Estudou direito na Universidade de Chigaco e criou a primeira firma com um colega, especializada em ajudar cidadãos mexicanos. Quando, em 1942, os Estados Unidos aprovaram a Lei das Corporações Comerciais do Hemisfério Ocidental, que oferecia incentivos fiscais para empresas que tinham atividade na América latina, Baker pensou logo numa forma das próprias empresas norte-americanas se poderem qualificar a este incentivo, transferindo os lucros para jurisdições com baixa tributação.

Era o início do que o Russell Baker denominava de planeamento fiscal, destinado a ajudar as empresas a aproveitarem ao máximo as complexidades do sistema tributário dos Estados Unidos.
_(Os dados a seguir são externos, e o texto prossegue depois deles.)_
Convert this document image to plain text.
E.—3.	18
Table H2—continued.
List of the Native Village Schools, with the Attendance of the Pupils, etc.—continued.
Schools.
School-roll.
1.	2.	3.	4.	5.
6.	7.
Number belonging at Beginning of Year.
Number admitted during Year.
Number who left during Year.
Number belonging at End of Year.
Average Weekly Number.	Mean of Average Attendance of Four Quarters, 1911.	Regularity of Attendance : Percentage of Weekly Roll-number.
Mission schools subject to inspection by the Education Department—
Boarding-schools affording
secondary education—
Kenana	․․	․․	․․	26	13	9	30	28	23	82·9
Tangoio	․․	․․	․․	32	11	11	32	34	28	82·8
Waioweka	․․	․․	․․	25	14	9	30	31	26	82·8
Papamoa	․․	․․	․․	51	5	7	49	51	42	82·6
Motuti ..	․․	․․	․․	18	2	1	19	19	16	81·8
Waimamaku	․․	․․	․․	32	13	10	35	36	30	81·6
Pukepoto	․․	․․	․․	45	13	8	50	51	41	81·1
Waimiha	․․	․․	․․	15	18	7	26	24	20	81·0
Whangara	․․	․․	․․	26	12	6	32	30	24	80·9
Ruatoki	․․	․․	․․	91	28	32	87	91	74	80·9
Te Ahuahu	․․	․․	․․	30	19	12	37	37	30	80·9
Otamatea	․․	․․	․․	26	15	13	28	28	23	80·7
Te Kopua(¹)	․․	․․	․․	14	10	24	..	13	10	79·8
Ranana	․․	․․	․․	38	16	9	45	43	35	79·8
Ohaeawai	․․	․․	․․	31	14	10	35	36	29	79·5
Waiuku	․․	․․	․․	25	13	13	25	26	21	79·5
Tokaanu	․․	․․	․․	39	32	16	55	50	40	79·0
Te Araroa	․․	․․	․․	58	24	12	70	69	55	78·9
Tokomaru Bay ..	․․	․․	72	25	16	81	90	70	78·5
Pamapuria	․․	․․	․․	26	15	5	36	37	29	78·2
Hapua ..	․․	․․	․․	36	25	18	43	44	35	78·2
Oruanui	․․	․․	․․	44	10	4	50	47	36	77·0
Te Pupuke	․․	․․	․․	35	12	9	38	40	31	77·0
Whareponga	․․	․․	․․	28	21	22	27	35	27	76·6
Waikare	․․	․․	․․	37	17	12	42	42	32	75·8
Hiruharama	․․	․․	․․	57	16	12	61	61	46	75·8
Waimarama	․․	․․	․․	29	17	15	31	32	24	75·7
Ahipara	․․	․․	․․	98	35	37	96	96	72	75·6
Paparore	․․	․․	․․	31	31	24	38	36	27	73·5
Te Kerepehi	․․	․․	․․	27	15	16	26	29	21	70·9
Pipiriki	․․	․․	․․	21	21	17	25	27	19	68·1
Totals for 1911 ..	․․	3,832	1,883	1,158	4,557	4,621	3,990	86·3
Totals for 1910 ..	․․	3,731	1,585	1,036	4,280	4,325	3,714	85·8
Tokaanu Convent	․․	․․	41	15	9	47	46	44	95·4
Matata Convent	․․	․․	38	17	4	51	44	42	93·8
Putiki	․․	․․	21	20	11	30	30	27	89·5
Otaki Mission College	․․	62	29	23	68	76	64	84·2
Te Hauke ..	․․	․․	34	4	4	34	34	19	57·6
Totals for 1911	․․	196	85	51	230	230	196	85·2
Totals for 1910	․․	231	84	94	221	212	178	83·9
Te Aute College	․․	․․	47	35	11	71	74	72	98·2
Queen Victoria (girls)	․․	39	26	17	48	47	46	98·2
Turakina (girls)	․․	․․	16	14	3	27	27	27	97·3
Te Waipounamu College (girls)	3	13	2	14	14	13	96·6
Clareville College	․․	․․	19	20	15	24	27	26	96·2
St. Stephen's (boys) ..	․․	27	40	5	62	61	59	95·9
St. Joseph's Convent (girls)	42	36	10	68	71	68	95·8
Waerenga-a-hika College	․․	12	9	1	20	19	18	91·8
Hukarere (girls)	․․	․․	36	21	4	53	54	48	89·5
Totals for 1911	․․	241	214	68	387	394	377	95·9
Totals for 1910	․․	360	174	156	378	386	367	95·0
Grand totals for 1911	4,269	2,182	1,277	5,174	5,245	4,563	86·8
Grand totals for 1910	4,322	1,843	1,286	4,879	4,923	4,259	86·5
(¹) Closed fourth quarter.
Num artigo publicado em 1957, juntamente com um colega, escreveu que “o contribuinte tinha o direito de organizar seus negócios da forma que queria”.

Em 1948, Russell Baker partilhou um táxi com John McKenzie, um litigante de Chicago, e das ideias partilhadas à abertura da firma, um ano depois nasceu a Baker & McKenzie.

Os advogados que parecem desempenhar um papel essencial nestes esquemas, acabam quase sempre por escapar a qualquer escrutínio, devido ao sigilo profissional ao qual são obrigados para com os seus clientes.

O presidente a nível mundial da Baker McKenzie, Milton Cheng, recusou conceder uma entrevista Consórcio Internacional de Jornalistas de Investigação.

Christine Lagarde

Um dos nomes mais sonantes ligados à Baker McKenzie é o de Christine Lagarde, que presidiu a esta firma internacional, entre 1999 e 2004. Recorde-se que anos mais tarde, Christine Lagarde, foi presidente do Fundo Monetário Internacional (FMI) e desde 2019 é presidente do Banco Central Europeu.

É preciso ressalvar que ser proprietário de uma offshore não é crime. É a forma como se utiliza essa offshore e se esta é, ou não, declarada às autoridades, que faz a diferença.